“Always write angry letters to your enemies. Never mail them.”
-James Fallows “He should never have agreed to treatment! It was the worst thing he could ever have done! I can’t believe you doctors did this to him!”
My patient’s cousin, whom I had never met before, was very angry and I was her target. Unfortunately, she chose his funeral as her opportunity to unload on me.
At one level, it was hard to disagree with her. He had been a gentle, hardworking, and quiet man. I had actually met him on occasion before he had developed cancer since his profession brought him into the hospital on a regular basis. In his mid-40s, a large cancer had developed in the sinuses that extend between his eyes. Despite aggressive surgery and radiation, the cancer had recurred just a few months after its initial treatment. Chemotherapy had been unhelpful, and, in the weeks before he died, he had been miserable. His vision had deteriorated, his cancer had a penetrating, noticeable odor, and it had been very difficult to find a balance between pain control and over-sedation. He told me more than once that he was ready to go.

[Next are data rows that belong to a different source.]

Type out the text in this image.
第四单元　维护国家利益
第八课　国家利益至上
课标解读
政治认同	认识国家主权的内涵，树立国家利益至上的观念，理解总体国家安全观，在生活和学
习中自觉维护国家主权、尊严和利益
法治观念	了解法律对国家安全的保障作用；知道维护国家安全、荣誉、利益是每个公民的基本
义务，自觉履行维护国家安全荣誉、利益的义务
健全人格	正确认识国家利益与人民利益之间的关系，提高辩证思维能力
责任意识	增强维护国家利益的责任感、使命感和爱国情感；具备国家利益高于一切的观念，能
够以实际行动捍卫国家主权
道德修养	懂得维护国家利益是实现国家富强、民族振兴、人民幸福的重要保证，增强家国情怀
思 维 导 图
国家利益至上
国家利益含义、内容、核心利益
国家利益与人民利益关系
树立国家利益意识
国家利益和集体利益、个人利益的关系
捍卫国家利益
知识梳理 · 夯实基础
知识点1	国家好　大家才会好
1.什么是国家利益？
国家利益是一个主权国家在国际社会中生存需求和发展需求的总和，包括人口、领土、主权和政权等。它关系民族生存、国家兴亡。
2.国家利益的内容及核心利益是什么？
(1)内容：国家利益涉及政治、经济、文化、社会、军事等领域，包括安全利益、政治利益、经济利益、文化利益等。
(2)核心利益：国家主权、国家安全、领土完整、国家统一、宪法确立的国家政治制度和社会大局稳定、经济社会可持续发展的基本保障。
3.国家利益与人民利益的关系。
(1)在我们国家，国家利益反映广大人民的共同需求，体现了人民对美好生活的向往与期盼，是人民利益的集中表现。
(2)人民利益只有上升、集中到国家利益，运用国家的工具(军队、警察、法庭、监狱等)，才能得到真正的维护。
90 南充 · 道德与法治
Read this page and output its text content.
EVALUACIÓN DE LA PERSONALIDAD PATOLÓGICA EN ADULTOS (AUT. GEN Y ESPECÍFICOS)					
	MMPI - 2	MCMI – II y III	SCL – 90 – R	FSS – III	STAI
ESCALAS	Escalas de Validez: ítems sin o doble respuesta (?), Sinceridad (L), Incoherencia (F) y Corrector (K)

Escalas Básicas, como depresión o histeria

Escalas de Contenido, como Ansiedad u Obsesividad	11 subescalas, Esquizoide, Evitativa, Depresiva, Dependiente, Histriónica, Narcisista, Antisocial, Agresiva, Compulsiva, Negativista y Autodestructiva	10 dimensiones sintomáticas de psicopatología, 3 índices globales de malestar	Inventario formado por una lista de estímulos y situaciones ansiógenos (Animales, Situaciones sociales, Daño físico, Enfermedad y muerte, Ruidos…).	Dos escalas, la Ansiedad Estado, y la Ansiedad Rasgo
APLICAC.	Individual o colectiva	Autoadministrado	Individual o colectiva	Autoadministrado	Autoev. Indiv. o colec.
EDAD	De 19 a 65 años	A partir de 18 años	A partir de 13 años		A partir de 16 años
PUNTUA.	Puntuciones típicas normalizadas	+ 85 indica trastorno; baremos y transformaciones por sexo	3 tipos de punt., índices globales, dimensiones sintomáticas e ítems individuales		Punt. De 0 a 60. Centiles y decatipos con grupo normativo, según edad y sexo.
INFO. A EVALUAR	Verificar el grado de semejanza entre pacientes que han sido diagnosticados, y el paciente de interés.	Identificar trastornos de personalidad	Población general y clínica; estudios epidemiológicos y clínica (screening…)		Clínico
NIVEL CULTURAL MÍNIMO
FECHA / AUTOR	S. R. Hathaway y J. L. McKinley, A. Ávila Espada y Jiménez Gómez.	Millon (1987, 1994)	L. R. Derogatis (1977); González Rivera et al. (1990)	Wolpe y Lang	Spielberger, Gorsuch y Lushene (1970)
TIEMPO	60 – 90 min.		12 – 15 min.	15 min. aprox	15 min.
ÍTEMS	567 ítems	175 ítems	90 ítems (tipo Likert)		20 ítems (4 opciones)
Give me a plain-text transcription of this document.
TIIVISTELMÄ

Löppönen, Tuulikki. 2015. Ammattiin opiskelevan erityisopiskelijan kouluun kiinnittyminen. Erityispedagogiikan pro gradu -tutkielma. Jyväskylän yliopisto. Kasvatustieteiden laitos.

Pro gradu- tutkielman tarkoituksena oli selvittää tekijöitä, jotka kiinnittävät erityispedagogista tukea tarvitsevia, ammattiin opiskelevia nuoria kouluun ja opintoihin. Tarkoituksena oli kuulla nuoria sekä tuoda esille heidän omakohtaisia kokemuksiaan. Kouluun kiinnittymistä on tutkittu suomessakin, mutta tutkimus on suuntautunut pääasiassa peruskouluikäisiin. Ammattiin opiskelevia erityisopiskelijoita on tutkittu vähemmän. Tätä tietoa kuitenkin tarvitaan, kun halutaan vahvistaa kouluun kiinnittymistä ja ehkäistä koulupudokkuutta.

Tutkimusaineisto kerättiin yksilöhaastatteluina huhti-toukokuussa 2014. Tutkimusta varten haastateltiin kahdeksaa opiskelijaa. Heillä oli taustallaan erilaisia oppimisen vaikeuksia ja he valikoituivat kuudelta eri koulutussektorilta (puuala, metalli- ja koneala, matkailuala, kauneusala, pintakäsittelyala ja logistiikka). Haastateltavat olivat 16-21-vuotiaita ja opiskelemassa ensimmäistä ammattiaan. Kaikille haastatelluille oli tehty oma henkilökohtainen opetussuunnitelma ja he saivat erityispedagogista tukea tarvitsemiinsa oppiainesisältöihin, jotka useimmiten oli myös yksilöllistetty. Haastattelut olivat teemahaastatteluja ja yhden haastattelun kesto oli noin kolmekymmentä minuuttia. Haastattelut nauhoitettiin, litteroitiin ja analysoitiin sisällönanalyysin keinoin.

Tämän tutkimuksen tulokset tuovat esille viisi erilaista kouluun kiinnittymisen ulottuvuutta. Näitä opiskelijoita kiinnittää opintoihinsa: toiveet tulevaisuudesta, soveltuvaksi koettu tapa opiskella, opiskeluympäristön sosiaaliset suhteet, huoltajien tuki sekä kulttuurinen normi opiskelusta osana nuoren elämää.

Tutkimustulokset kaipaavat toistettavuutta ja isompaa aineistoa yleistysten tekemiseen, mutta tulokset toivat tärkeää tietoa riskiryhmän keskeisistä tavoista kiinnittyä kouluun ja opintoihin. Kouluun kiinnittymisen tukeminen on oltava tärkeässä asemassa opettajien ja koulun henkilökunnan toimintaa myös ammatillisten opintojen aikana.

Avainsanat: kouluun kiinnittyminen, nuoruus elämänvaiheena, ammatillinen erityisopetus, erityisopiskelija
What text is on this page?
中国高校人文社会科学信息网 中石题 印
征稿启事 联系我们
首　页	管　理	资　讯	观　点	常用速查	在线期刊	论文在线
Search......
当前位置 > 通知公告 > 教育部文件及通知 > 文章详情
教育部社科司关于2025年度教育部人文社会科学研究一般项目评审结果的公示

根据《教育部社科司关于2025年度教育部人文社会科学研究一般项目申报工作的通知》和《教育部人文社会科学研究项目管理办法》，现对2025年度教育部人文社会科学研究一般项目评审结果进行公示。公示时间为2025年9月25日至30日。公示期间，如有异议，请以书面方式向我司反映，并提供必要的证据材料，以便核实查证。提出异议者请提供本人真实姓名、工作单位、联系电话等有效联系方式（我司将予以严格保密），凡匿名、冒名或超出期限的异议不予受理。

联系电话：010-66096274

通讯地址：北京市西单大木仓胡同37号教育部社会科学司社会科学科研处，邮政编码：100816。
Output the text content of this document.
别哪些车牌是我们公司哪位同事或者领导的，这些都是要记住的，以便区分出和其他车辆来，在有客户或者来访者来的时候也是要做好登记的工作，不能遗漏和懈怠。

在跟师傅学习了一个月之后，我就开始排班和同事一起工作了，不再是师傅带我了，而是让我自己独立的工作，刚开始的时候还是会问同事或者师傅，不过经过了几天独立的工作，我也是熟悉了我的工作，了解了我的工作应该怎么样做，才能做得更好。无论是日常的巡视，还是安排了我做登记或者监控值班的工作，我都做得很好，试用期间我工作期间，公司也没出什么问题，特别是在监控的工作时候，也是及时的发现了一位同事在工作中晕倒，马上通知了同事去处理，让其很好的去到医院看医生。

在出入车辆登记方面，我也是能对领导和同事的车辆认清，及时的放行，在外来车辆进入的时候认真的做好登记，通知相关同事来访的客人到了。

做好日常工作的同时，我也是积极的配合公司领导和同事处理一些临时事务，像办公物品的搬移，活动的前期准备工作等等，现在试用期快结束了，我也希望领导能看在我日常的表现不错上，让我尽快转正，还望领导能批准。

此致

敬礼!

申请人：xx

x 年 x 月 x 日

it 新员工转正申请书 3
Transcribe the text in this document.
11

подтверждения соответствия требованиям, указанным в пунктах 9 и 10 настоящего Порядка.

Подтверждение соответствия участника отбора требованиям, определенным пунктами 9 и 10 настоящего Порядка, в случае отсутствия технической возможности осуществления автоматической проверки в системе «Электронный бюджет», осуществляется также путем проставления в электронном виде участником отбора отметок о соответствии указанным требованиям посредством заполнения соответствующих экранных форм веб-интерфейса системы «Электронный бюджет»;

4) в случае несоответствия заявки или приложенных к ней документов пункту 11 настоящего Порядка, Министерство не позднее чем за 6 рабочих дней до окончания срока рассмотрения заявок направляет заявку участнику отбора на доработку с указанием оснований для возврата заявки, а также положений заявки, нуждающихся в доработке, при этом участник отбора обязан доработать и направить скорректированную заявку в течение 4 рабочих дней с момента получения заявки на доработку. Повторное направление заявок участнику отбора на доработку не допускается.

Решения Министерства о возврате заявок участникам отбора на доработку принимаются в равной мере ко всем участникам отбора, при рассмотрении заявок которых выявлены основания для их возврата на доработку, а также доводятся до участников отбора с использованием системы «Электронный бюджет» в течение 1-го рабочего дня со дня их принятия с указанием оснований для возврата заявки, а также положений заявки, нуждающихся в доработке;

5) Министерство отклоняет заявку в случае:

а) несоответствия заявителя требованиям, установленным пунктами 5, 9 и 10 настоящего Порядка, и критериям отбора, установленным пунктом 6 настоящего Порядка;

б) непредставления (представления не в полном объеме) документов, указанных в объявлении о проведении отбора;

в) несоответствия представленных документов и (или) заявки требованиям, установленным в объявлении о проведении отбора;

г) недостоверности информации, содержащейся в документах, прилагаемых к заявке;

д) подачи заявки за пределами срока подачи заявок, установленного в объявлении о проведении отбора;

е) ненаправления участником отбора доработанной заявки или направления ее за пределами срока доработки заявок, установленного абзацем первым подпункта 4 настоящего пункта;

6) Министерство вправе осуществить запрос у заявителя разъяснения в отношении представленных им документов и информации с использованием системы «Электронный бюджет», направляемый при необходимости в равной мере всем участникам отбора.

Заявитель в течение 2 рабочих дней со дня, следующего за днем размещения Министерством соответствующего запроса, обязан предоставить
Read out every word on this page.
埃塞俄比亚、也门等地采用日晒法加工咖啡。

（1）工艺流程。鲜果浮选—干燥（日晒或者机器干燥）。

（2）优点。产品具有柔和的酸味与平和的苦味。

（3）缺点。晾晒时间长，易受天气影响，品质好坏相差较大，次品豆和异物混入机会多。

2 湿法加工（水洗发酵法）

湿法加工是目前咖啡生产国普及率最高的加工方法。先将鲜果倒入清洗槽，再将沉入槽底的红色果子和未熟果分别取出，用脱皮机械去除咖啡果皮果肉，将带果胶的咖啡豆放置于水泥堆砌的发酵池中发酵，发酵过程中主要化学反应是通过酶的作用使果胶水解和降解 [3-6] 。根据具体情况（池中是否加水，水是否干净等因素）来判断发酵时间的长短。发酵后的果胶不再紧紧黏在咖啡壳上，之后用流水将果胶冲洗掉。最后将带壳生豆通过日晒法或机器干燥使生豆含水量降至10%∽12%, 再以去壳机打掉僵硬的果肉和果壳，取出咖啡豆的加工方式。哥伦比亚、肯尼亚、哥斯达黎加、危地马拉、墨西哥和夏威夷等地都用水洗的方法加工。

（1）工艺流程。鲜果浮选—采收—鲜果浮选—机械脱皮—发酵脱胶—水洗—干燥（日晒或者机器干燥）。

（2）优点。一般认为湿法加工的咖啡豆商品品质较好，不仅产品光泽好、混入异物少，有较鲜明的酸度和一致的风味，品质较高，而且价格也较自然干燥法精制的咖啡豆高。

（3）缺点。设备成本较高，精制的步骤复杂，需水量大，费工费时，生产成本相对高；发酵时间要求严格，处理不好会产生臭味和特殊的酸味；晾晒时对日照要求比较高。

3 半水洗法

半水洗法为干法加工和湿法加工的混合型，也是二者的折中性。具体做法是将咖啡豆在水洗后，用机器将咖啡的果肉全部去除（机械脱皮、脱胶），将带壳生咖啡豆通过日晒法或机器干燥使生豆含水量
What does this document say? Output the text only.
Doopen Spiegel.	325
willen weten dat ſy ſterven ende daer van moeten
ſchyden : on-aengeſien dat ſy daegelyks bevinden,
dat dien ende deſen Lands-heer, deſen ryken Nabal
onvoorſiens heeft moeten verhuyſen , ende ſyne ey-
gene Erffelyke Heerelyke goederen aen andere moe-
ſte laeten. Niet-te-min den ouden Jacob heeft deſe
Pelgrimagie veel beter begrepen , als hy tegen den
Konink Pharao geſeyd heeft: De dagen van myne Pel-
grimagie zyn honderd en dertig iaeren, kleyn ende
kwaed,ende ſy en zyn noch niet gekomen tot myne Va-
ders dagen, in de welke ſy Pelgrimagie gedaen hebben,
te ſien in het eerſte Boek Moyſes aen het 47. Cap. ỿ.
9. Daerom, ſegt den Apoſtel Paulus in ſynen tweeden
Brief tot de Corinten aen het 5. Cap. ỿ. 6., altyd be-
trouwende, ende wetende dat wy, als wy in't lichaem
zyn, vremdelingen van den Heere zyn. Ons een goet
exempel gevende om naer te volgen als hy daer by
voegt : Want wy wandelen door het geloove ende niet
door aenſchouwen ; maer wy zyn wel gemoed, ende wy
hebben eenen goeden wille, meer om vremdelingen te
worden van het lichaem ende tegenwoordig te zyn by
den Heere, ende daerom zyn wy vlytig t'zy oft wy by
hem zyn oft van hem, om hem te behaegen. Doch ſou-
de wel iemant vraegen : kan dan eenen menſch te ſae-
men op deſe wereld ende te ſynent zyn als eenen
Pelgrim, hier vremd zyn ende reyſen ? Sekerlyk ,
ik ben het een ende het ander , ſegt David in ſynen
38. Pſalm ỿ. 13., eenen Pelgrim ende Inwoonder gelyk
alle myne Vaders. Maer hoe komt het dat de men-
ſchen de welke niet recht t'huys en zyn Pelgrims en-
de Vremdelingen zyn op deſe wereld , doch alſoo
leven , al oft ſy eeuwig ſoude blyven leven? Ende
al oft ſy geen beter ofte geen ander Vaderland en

Still, the cousin’s diatribe had taken me by surprise. I tried to think of a response, but could not. “I’m so sorry,”
I said. “He was a wonderful person.”
She glared at me and said nothing.
I thought to myself …Would we have done anything differently had we known ahead of time that his tumor would be so unresponsive? I was uncertain. By searching the medical literature, we can predict how groups of similar patients will do, but there are wide differences in individual outcomes. He might just as easily have sailed through treatment and had a complete response.
One of his sisters, whom I had known well throughout his ordeal, saw what was happening and stepped in just as the angry cousin stormed off. “We know you did all you could. Thank you, Doctor.” “I’m so sorry,”
She, too, said nothing at first. Then, “We all will need some more time to heal.”
The following is feedback received for this blog:
Another great post from you. It is hard all around when things go like this. You were good to go to the funeral. I feel sure you did your best. It's tough (and often hard to accept) when that is not good enough.